On page 184, in section 10.3 of Alon and Spencer (The Probabilistic Method, 4th Edition), line -8, it is written: "Then $$n = \sqrt{2}^{k(1+o(1))}, ..."$$ At this point in the text, what is this implication based on? Is "$k$" meant to be "$k_0$" in that expression (if so, could you explain why this asymptotic statement holds for $k_0$)?
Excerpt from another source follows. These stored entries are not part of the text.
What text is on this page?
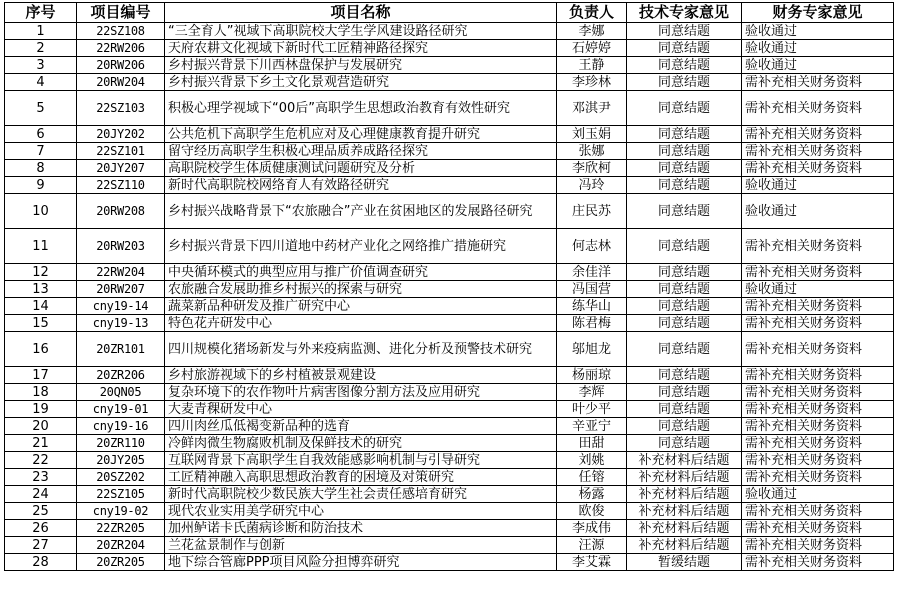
序号	项目编号	项目名称	负责人	技术专家意见	财务专家意见
1	22SZ108	“三全育人”视域下高职院校大学生学风建设路径研究	李娜	同意结题	验收通过
2	22RW206	天府农耕文化视域下新时代工匠精神路径探究	石婷婷	同意结题	验收通过
3	20RW206	乡村振兴背景下川西林盘保护与发展研究	王静	同意结题	验收通过
4	20RW204	乡村振兴背景下乡土文化景观营造研究	李珍林	同意结题	需补充相关财务资料
5	22SZ103	积极心理学视域下“00后”高职学生思想政治教育有效性研究	邓淇尹	同意结题	需补充相关财务资料
6	20JY202	公共危机下高职学生危机应对及心理健康教育提升研究	刘玉娟	同意结题	需补充相关财务资料
7	22SZ101	留守经历高职学生积极心理品质养成路径探究	张娜	同意结题	需补充相关财务资料
8	20JY207	高职院校学生体质健康测试问题研究及分析	李欣柯	同意结题	需补充相关财务资料
9	22SZ110	新时代高职院校网络育人有效路径研究	冯玲	同意结题	验收通过
10	20RW208	乡村振兴战略背景下“农旅融合”产业在贫困地区的发展路径研究	庄民苏	同意结题	验收通过
11	20RW203	乡村振兴背景下四川道地中药材产业化之网络推广措施研究	何志林	同意结题	需补充相关财务资料
12	22RW204	中央循环模式的典型应用与推广价值调查研究	余佳洋	同意结题	需补充相关财务资料
13	20RW207	农旅融合发展助推乡村振兴的探索与研究	冯国营	同意结题	验收通过
14	cny19-14	蔬菜新品种研发及推广研究中心	练华山	同意结题	需补充相关财务资料
15	cny19-13	特色花卉研发中心	陈君梅	同意结题	需补充相关财务资料
16	20ZR101	四川规模化猪场新发与外来疫病监测、进化分析及预警技术研究	邬旭龙	同意结题	需补充相关财务资料
17	20ZR206	乡村旅游视域下的乡村植被景观建设	杨丽琼	同意结题	需补充相关财务资料
18	20QN05	复杂环境下的农作物叶片病害图像分割方法及应用研究	李辉	同意结题	需补充相关财务资料
19	cny19-01	大麦青稞研发中心	叶少平	同意结题	需补充相关财务资料
20	cny19-16	四川肉丝瓜低褐变新品种的选育	辛亚宁	同意结题	需补充相关财务资料
21	20ZR110	冷鲜肉微生物腐败机制及保鲜技术的研究	田甜	同意结题	需补充相关财务资料
22	20JY205	互联网背景下高职学生自我效能感影响机制与引导研究	刘姚	补充材料后结题	需补充相关财务资料
23	20SZ202	工匠精神融入高职思想政治教育的困境及对策研究	任镕	补充材料后结题	需补充相关财务资料
24	22SZ105	新时代高职院校少数民族大学生社会责任感培育研究	杨露	补充材料后结题	验收通过
25	cny19-02	现代农业实用美学研究中心	欧俊	补充材料后结题	需补充相关财务资料
26	22ZR205	加州鲈诺卡氏菌病诊断和防治技术	李成伟	补充材料后结题	需补充相关财务资料
27	20ZR204	兰花盆景制作与创新	汪源	补充材料后结题	需补充相关财务资料
28	20ZR205	地下综合管廊PPP项目风险分担博弈研究	李艾霖	暂缓结题	需补充相关财务资料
Otherwise, what is $k$? I am confused, since $k$ was not related to $n$ before this "then" statement.

Answer 1

Yes, it is meant to be $k_0$, or alternatively we can switch the two clauses and say

Then for $k \sim k_0$, $n = \sqrt{2}^{k(1+o(1))}$, so ...

If the statement $n = \sqrt{2}^{k(1+o(1))}$ holds for $k = k_0$, it automatically holds when $k \sim k_0$ (when $k = k_0(1+o(1))$), so I'll show that when $k = k_0$, $n = \sqrt{2}^{k(1+o(1))}$.

We have $f(k-1) > 1$ so $\binom{n}{k-1} 2^{-\binom{k-1}{2}} > 1$, or $\binom{n}{k-1} > 2^{\binom{k-1}{2}}$. Therefore $$ n^{k-1} \ge \binom{n}{k-1} > 2^{(k-1)(k-2)/2} \implies n > 2^{(k-2)/2} = \sqrt2^{k-2}. $$ We also have $f(k) < 1$ so $\binom nk 2^{-\binom k2} < 1$, or $\binom nk < 2^{\binom k2}$. Therefore $$ \left(\frac nk\right)^k \le \binom nk < 2^{k(k-1)/2} \implies \frac nk < 2^{(k-1)/2} = \sqrt2^{k-1}. $$ So we have sandwiched $n$: $\sqrt2^{k-2} < n < k \sqrt2^{k-1}$. In other words, $n$ is off from $\sqrt 2^k$ by a factor of between $2$ and $k \sqrt 2$, which is well within our error margin of $\sqrt 2^{o(k)}$.